Published online by Cambridge University Press: 07 January 2025
We live in the midst of a nature crisis in which we face not only global warming, but also the serious loss of other species. The causes are anthropogenic, through which species are driven to extinction due to climate change, loss of habitat, hunting and wildlife trade. This represents a threat to ecosystems, to all living beings and therefore to the world as we know it. According to the last Living Planet index (WWF 2022), the world has suffered an average decline of 69 per cent in monitored species populations since 1970. This book addresses this crisis with results from research on the implementation and enforcement of two nature conservation conventions as a starting point, The Convention on International Trade in Endangered Species of Wild Fauna and Flora (CITES, 1975), and the Council of Europe's Convention on the Conservation of European Wildlife and Natural Habitats (the Bern Convention, 1979).
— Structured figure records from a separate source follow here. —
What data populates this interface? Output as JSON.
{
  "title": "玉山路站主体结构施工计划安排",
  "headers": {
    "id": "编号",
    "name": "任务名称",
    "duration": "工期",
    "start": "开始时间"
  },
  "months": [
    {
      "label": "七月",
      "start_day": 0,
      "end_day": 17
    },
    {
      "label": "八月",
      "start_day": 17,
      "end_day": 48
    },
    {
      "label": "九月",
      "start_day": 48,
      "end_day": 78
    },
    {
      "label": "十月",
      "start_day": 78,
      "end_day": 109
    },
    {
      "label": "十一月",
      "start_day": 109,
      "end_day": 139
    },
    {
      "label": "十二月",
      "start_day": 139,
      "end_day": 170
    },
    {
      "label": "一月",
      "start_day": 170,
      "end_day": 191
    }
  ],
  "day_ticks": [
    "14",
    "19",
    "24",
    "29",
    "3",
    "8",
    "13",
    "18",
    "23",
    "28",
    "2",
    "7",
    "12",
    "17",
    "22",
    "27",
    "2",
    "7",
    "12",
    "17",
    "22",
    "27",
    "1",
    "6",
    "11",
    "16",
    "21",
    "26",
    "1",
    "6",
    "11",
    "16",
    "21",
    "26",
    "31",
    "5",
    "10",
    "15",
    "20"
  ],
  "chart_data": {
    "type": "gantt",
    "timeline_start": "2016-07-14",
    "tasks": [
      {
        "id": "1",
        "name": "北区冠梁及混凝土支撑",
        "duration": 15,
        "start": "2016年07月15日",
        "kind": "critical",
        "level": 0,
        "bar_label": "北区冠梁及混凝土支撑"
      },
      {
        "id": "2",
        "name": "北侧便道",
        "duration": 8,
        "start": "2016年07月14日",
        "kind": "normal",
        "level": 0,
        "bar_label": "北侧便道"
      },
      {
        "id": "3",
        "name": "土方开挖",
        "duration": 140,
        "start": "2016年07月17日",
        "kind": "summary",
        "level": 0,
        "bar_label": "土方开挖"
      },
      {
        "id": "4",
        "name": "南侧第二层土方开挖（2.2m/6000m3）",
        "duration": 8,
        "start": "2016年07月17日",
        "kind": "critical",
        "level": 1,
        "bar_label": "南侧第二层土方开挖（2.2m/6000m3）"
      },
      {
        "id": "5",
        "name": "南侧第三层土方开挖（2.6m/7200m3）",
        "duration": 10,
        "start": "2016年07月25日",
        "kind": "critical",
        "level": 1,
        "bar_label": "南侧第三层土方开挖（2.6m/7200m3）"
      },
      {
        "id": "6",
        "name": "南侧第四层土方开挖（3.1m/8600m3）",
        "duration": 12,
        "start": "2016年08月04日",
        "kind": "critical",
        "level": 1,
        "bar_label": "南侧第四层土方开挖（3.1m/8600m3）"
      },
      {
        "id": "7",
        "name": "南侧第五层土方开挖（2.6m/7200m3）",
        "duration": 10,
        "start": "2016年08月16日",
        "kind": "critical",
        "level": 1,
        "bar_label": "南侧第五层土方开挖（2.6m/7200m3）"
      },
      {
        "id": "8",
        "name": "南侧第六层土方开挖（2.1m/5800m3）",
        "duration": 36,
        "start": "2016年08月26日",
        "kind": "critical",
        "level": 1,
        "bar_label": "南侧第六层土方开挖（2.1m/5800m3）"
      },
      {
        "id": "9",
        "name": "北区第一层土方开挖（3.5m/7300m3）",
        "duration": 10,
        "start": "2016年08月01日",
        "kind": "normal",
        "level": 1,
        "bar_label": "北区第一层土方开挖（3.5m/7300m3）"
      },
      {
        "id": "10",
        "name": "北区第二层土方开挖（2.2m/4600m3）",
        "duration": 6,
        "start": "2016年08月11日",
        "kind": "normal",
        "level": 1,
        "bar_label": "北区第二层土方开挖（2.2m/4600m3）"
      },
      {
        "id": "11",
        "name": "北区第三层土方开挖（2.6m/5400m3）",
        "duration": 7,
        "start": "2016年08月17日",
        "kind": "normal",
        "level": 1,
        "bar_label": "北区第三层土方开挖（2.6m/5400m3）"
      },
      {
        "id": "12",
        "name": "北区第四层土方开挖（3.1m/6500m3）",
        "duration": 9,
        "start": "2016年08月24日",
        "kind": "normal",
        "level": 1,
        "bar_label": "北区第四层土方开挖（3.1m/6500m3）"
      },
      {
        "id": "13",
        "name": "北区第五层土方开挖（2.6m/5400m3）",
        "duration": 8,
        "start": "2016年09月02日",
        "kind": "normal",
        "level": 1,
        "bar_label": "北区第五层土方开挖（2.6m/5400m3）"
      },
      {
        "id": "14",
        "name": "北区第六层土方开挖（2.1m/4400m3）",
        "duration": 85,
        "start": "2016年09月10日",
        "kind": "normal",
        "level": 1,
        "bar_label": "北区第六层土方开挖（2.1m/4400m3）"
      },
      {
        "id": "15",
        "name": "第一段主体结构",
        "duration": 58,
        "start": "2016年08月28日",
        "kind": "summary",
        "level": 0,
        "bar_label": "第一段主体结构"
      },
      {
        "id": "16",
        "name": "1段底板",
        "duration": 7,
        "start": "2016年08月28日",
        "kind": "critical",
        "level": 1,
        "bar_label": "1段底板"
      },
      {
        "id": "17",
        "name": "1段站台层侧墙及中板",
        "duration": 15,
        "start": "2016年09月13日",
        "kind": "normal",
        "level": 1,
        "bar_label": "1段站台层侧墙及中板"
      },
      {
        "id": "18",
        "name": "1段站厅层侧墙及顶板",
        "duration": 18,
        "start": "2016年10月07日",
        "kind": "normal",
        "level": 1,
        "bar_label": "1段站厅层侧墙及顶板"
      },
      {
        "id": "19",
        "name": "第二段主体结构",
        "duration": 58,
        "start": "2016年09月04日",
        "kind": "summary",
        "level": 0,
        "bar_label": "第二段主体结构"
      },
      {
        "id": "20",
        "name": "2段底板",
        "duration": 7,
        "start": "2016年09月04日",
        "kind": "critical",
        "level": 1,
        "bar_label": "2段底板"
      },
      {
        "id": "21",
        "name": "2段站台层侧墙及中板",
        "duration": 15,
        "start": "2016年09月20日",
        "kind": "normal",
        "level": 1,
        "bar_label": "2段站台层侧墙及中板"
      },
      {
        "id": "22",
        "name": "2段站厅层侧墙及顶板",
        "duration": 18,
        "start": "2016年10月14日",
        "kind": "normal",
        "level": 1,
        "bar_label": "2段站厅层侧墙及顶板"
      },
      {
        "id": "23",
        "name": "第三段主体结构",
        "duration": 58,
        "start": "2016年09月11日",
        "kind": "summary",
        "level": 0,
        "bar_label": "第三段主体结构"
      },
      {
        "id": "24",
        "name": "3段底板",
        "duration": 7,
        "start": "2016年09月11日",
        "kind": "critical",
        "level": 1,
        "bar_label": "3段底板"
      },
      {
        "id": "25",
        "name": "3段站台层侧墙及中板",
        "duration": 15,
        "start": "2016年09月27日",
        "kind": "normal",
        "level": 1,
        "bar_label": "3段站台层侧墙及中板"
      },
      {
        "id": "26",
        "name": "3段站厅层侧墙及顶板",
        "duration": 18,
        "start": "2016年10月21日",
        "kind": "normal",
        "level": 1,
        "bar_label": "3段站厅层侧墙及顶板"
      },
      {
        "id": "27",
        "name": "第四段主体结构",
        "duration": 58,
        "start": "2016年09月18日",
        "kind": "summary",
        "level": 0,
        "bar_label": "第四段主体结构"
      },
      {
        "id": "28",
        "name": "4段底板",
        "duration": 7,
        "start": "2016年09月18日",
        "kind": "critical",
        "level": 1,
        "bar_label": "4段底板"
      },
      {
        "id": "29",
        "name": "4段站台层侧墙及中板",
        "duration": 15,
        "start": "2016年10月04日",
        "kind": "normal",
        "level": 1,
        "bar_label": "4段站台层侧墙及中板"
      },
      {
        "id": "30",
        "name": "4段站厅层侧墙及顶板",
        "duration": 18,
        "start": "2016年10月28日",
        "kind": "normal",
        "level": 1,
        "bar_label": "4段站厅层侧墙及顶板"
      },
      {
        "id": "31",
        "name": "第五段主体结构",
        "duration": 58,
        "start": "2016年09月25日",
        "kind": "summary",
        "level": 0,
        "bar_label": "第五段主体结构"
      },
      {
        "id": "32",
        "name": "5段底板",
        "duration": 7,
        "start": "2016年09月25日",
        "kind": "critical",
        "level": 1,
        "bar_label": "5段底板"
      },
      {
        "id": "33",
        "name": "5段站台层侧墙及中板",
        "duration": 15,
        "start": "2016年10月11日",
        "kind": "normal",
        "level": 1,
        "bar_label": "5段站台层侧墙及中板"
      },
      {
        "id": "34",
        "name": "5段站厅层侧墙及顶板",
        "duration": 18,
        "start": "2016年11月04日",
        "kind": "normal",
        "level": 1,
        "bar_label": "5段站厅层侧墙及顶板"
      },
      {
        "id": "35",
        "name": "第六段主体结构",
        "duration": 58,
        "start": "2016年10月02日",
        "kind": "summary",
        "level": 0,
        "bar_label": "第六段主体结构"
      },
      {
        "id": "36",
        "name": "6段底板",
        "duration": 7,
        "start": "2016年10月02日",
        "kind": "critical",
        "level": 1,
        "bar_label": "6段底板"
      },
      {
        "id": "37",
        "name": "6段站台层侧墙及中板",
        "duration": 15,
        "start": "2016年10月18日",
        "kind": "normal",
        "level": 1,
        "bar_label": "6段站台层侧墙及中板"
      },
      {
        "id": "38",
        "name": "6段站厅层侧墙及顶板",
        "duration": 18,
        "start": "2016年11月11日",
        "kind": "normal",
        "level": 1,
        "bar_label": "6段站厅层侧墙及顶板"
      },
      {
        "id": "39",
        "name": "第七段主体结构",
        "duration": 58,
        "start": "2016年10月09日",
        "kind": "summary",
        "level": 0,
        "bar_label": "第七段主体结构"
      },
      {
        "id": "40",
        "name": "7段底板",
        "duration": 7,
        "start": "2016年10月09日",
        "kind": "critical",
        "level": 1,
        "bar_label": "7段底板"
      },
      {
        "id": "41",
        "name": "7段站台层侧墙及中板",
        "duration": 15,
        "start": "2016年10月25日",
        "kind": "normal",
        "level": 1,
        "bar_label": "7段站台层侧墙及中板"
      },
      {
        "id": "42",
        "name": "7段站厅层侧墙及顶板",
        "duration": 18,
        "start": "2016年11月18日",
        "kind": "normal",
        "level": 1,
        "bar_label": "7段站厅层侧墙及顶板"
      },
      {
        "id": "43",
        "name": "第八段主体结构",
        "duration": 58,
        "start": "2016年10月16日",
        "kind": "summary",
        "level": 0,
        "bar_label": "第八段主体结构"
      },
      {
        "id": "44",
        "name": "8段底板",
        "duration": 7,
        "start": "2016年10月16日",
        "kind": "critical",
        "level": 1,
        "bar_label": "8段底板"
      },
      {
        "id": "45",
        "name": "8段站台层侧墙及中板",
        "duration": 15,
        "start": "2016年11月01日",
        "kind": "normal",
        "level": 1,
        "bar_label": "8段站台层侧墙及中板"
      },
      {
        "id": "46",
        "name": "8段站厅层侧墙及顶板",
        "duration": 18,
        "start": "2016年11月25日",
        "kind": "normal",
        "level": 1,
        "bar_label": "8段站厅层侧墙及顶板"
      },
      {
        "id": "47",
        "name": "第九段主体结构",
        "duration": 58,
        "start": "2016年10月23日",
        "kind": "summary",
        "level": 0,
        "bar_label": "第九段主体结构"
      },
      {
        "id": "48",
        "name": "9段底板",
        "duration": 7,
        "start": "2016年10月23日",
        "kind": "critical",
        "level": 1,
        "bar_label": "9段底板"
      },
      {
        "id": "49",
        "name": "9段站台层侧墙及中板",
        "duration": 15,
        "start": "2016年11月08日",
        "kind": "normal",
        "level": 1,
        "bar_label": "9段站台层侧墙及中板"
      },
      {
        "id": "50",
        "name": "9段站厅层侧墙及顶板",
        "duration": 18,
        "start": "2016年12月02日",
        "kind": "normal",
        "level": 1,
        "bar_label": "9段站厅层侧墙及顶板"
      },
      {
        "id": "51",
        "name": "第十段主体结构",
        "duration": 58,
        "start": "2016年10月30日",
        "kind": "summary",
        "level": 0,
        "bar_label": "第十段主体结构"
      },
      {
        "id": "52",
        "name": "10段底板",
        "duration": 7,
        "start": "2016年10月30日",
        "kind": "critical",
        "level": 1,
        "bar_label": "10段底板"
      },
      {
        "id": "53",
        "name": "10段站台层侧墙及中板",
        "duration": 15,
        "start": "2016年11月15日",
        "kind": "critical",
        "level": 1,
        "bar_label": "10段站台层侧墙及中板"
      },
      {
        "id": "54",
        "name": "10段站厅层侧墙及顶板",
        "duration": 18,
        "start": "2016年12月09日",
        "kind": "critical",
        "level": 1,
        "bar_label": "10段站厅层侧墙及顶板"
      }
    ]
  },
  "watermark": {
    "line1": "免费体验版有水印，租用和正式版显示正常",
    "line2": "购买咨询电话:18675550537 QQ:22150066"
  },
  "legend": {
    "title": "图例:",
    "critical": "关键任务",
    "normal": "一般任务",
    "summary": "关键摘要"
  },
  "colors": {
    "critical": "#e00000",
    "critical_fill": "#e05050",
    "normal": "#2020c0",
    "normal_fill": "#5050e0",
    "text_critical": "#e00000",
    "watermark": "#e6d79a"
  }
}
Species loss is usually regarded as a conservation issue, giving value to non-human animals only at aggregated species level, rather than recognizing their individual intrinsic value (Sollund 2019), a perspective that is reflected in the two conventions. As a result of the focus on species conservation, the harms and loss of life resulting from anthropogenic acts such as hunting and wildlife trades that affect individual animals, their flocks and families, are usually overlooked. While a considerable amount of research on conservation is taking place within the natural sciences, and despite a growing body of work within the social sciences, there is still a lack of literature that combines conservation studies with a focus on animal rights and welfare, and animals’ intrinsic value. This is an aim of this book, which is a fruit of the CRIMEANTHROP project; Criminal Justice, Wildlife Conservation and Animal Rights in the Anthropocene (2019– 23).
The CRIMEANTHROP project
This major research project, led by Ragnhild A. Sollund, ran for four years, from 2019 to 2023. It included case studies from the UK (by Tanya Wyatt), Spain (by Teresa Fajardo), Germany (by Christoph H. Stefes) and a larger study comprised of three case studies in Norway (by Ragnhild A. Sollund, David R. Goyes as a post-doctoral researcher, and PhD fellow Martine S.B. Lie). In this volume, the initial case studies have been added to by contributions from other scholars in order to cover human– wildlife relations more broadly and in other countries.